Yes, we all know that practice makes perfect. Practice develops muscle memory which is used to repeat the movements needed to free motion quilt (both on the home sewing machine and longarm) or to follow a panto smoothly with a longarm. But, how can we practice without feeling like we will spoil a nice quilt or charity quilt, or without wasting fabric and batting?
The “Strokes” of Free Motion Quilting
Although cursive writing is no longer being taught in schools, back in the day when it was, students took a class called penmanship. In that class they traced the letters and repeated the strokes needed to create beautiful hand writing, or at least legible writing. This usually started in late 2nd or in 3rd grade. Learning to free motion quilt is very similar to penmanship class. There are only five strokes you need to practice which are the arc, “s,” loop, hook or point, and straight line. Unlike penmanship class, however, these strokes (movements) need to be practiced and mastered working in all directions, not just left to right. Like penmanship, mastering the strokes first before applying them to a design is helpful and actually shortens the learning curve of free motion quilting.
Practicing Free Motion Strokes
One quick look at a panto will confirm that all free motion quilting designs are a combination of two or more of these strokes (movements). So, how or where does a quilter practice to become proficient and confident?
Practice Without Wasting Fabric and Batting
The good news is that it is not totally necessary to practice at the machine or longarm. Simply moving the hand and arm through the strokes builds muscle memory. As a result, the quilter can create a series of exercises making these strokes on a whiteboard with a dry erasable marker, using a pencil on paper, or even following a panto pattern with your finger. Remember that these strokes must be made in all directions, R to L, L to R, top to bottom, bottom to top, diagonally, etc. Although these exercises are a wonderful place to start and practice to remain proficient, at some point it is necessary to work at the machine.
Practice At The Machine
For longarm quilters, pantos are a great place to start. The design is already there, the strokes pre- planned, and the results should look very nice. And remember, no one knows whether your laser was on the line or not.
If you feel you are not ready to tackle one of your quilts, or even a charity quilt, the next
Cat Crate Pads from Practice Quilts
best option is to purchase inexpensive fabric and batting (neither recommended for quilts you cherish or give) and simply practice the strokes over and over again. Then begin to build the strokes into simpler designs at first, progressing to more complicated designs. If you are feeling wasteful in doing this, know that veterinary offices usually welcome things that can be used as mats in the pet crates. Our local vet has crates that are 14″ x 18″ for the cats.

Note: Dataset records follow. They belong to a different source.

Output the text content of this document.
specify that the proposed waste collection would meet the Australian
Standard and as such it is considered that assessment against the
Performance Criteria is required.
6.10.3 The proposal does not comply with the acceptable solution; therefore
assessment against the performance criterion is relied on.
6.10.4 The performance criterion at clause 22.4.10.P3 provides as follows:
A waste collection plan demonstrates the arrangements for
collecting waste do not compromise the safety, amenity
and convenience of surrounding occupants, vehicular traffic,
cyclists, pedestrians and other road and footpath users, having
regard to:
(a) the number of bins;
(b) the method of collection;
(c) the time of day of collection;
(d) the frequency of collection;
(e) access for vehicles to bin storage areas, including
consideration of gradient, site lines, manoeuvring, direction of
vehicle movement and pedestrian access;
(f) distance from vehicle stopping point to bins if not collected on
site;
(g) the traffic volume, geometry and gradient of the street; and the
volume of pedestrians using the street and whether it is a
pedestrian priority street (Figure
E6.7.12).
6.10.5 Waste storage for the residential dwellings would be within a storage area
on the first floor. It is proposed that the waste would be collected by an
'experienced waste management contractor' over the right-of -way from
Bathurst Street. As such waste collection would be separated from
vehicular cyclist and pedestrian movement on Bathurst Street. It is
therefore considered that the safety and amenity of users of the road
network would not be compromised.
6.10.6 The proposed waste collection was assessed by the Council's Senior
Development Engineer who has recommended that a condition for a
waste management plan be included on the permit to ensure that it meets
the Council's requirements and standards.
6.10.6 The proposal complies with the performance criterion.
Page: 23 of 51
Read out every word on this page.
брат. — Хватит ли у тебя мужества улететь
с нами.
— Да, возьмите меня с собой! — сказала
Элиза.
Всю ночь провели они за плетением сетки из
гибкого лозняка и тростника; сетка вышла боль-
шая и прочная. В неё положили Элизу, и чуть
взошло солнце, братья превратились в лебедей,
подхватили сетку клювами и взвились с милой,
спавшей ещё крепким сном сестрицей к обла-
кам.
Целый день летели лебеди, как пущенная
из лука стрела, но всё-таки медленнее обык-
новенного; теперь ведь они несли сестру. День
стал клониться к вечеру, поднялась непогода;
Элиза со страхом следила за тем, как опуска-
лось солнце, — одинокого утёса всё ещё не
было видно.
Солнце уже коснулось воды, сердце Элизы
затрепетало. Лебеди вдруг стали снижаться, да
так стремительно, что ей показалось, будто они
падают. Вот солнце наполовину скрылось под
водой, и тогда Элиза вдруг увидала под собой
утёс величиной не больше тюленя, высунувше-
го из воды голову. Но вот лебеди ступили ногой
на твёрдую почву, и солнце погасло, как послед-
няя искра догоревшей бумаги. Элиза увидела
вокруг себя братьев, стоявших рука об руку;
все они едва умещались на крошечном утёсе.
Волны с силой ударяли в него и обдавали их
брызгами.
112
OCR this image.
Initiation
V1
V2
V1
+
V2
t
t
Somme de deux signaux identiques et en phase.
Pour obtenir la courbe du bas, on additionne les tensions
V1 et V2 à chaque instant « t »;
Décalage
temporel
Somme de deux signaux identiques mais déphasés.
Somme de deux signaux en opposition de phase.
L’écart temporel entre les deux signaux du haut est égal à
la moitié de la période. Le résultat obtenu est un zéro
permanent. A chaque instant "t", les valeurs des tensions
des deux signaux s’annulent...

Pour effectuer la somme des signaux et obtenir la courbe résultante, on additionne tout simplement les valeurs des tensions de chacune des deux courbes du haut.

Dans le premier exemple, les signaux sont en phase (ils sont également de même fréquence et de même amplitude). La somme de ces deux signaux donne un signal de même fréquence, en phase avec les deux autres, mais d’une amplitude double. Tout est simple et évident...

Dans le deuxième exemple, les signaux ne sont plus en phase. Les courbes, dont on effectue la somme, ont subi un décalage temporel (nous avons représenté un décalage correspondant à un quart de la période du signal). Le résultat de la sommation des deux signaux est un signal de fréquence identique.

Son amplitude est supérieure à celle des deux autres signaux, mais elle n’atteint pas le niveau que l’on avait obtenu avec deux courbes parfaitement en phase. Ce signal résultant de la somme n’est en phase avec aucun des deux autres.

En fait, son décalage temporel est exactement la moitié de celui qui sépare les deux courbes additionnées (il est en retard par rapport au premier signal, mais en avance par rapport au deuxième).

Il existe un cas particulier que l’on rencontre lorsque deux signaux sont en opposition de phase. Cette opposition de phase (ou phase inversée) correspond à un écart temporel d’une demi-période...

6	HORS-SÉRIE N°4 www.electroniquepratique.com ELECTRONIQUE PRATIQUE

Because I use a lot of practice fabric and batting on the frame at quilt shows (about 5-7 yards per show), I always “recycle” or re-purpose the “quilt” into cat crate mats. I cut them to size and either zig-zag or serge around the edges before giving them to the vet. They do appreciate them, use them, may even wash them a number of times until they are no longer usable.
If you want to learn a new design, learn feathers, or improve the designs you already do, practice them before you start quilting on the quilt. Use the whiteboard, paper/pencil, trace with your finger, or trace the design with the machine not running, or keep a practice “quilt” ready. Even when I free motion quilt a small project at my home machine, I always have a practice piece ready to get warmed up on. For larger projects I plan to longarm, I always have a large practice “quilt” ready to zip onto the longarm. Practice is never a waste of time or materials. It is the best, and only way, to improve your quilting skills.